Introduction and Political Background
As the Chancellor stood up to speak on Wednesday March 18th there were less than 50 days to go until the General Election on May 7th. The opinion polls – and the bookmakers – still had the Conservatives marginally ahead, with David Cameron expected to remain in 10 Downing Street after the Election. But no one expected the Conservative party to have a clear majority and, as many commentators remarked, the ‘campaign’ so far had done nothing to capture the public imagination.
So there was all to play for as George Osborne delivered his speech – the Budget was clearly a chance to break the ‘logjam’ in the opinion polls. While the pundits were divided about the result of the Election, they were as one in their expectations of the Chancellor’s speech.
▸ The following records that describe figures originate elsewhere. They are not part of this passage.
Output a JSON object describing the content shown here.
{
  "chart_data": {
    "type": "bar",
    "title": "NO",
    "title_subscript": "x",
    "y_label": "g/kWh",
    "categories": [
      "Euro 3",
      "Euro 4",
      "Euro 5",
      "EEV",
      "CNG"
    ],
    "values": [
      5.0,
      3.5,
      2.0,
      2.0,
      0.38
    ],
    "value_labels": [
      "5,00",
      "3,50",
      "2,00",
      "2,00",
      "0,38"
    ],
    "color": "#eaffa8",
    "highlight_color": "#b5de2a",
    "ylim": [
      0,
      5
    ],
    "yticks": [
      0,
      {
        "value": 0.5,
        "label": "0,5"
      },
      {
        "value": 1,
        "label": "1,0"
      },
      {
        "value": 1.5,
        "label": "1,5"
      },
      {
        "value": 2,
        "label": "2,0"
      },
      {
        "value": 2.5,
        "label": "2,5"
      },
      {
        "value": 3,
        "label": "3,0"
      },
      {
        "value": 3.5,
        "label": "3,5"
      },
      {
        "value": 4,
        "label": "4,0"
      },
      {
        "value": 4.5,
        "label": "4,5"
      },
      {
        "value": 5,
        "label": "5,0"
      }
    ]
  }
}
Irrespective of the Election, this would be a ‘no gimmicks, no giveaways’ Budget, with George Osborne determined to cement his reputation as the man who had guided Britain’s recovery and, in his words, “cleared up the mess” he had inherited.
All of the well-trailed measures were certainly there. There was help for savers, even more flexibility for those with pensions and the expected help for the North Sea oil and gas industry. But there was more – there was another shake up of the ISA rules and there was also the introduction of a new ‘Help to Buy’ ISA which will see the Government top up the savings of first time buyers who are saving for their first deposit.
So much for those who thought the Conservative strategists had decided older voters were the key to another five years of Government. Here was the Chancellor very firmly making a pitch for the younger voter – and using his speech to make plenty of jokes at Ed Miliband’s expense. No one could doubt that a General Election was just around the corner.